Originally Published in The Maritime Executive
In a speech at the International Workboat Show last week, Maritime Administrator Rear Adm. Mark Buzby took the mainstream media to task for its coverage of the Jones Act and the American maritime industry’s support for Puerto Rico.
“Everyone in this room knows – or should know – how critical the Jones Act is to our economic strength and security. But this is a message with several moving parts that many people just don’t get,” he said. “The vital [relief] contribution of U.S.-flagged Jones Act shipping was obliterated by a barrage of false narratives and uninformed reporting.” After Hurricane Maria, at the same time that American shipping companies were making every effort to carry more goods to Puerto Rico, they were “falsely accused in the media of delaying the flow of relief supplies,” Adm. Buzby said. He asserted that despite frequent calls for Jones Act waivers to allow foreign ships to carry relief cargo, there was never a shortage of Jones Act tonnage.
In an interview with MarEx, Adm. Buzby gave an overview of the multi-agency, public-private partnerships that supported the relief sealift in the wake of Hurricane Maria.
How did American shipping companies work together to surge additional capacity and provide for Puerto Rico? Was it enough?
Well, we literally built an iron mountain on the dock in Puerto Rico – there were five thousand containers at one point awaiting truck transport to their final destinations.
As the storms were approaching, Tom Crowley came in to see me, and some senior executives from TOTE and Trailer Bridge as well – the three biggest companies. They saw what was coming ahead of time, and we talked through what their plans were going to be and coordinated the support we could provide.
When Irma came through, it hit the Virgin Islands and brushed Puerto Rico, and so they were already doing some work in the area before Hurricane Maria arrived. At least in Crowley’s case, they pre-positioned supplies down there ahead of time. They took some fuel, food and water down there before the storm even hit. That’s their community, they have people who work there all the time, so they’re very invested in the region and were leaning forward right at the get-go.
How did the American carriers help each other during the response?
As one example, there were power issues after the storm, and Crowley had only one crane operating [in San Juan] because they were lacking power. TOTE [one of their competitors] took a couple of generators for Crowley on one of their ships to get those cranes going again. That’s the level of cooperation that they had. They realized that it’s for everyone’s benefit. We also worked with the four main carriers to find additional 53-foot trailers for ro/ro cargo – I think they cleaned out every 53-foot trailer in the East Coast and pulled in others wherever they could find them.
MSC and MARAD have also supported the sealift effort using government cargo vessels (the con/ro ships USNS Brittin and SS Wright). Is there enough commercial capacity now to handle the freight volume between the U.S. and Puerto Rico, without federal tonnage?

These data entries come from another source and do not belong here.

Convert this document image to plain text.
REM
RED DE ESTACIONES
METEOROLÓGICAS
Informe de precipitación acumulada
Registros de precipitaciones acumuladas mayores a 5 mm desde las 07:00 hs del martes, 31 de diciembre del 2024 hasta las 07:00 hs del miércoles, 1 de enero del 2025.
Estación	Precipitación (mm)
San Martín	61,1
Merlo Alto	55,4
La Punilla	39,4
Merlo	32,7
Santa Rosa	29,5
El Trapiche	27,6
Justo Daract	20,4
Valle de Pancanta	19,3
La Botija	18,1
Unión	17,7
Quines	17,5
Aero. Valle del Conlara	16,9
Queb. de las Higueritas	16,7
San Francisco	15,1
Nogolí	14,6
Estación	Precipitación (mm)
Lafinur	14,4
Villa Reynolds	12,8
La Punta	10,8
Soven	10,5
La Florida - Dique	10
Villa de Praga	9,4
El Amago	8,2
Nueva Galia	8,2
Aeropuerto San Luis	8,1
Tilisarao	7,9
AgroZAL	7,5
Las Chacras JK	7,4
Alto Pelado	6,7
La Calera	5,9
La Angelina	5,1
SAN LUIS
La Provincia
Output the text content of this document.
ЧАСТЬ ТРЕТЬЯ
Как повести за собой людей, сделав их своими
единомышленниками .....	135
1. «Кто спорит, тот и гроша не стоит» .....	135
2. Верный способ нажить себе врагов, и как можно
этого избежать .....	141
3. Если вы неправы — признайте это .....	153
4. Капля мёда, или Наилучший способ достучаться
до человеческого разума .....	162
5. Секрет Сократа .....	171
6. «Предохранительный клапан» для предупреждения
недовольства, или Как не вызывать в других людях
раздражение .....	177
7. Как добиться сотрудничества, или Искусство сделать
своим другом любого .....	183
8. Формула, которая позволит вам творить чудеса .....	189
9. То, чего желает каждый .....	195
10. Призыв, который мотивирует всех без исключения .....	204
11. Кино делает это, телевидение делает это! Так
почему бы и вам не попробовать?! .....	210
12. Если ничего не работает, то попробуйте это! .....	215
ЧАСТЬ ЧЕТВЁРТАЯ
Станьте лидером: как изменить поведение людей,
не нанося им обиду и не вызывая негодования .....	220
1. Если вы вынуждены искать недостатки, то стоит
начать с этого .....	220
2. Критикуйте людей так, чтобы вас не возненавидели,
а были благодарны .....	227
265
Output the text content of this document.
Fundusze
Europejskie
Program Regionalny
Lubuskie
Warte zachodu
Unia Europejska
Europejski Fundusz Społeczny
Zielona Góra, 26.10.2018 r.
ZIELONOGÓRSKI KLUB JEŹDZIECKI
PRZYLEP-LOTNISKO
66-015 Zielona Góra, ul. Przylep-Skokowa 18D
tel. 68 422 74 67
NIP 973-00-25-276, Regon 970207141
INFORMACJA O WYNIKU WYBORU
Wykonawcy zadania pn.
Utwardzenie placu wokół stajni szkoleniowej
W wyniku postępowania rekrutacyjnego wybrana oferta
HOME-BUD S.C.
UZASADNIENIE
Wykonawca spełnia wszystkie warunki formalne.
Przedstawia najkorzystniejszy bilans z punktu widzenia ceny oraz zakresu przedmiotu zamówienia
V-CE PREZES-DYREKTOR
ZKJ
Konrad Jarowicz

Right now it’s being well-handled by the commercial fleet. There are about 24 commercial vessels involved in the sealift, and that is handling the normal flow of goods down there, along with FEMA cargo. As power and refrigerated storage were coming back online, as warehousing was becoming available, the push turned to restoring the normal logistics chain again. The desire now is to get the supply chain back to the ordinary channels and to transition away from handouts.
MSC’s Brittin was brought in because of the surge of roll-on/roll-off utility trucks, telephone poles, all of the stuff that would have taken up capacity on the commercial vessels. They could have taken them, but it would have displaced other cargo. We looked at the vessels that we had on hand [in the Ready Reserve Force], but the Brittin was readily available and was a bit larger, so U.S. Transportation Command decided to go with that ship.
How did MARAD contribute to the effort?
At headquarters, our staff stood up a command center about a week before Hurricane Harvey hit. We were gathering information and coordinating assets from about a week prior to Harvey’s landfall all the way until November. I was down there every morning at nine for a briefing on MARAD’s work and the availability of RRF ships. At one point we had ships working Texas, Florida, Puerto Rico and St. Thomas in support of FEMA. I was also in conversation with the state maritime academies about the use of their training ships, and they were proud and enthusiastic to be part of the response.
MARAD, MSC and the commercial carriers needed enough qualified mariners to surge their sealift capacity. Is this an example of how a large pool of skilled seafarers is important to national security?
Absolutely. We were OK this time, there were enough people and we didn’t need foreign-flag ships for additional capacity. But we can’t really sustain much more of a decrease in the number of licensed mariners, or soon we won’t have a surge capability. And this was a small, focused effort, with 24 ships and tugs plus four or five government ships. If we ever have to do a full-blown mobilization, all 46 RRF ships plus the 15 surge sealift ships at MSC, we’re going to be hard pressed to man all of those if the peacetime merchant marine gets smaller. It’s so difficult to maintain a qualification these days unless you’re actively sailing on it, so there’s no economic reason to keep it up if you’re working on shore. If there aren’t enough U.S. seafaring jobs, those people won’t be around when we need them.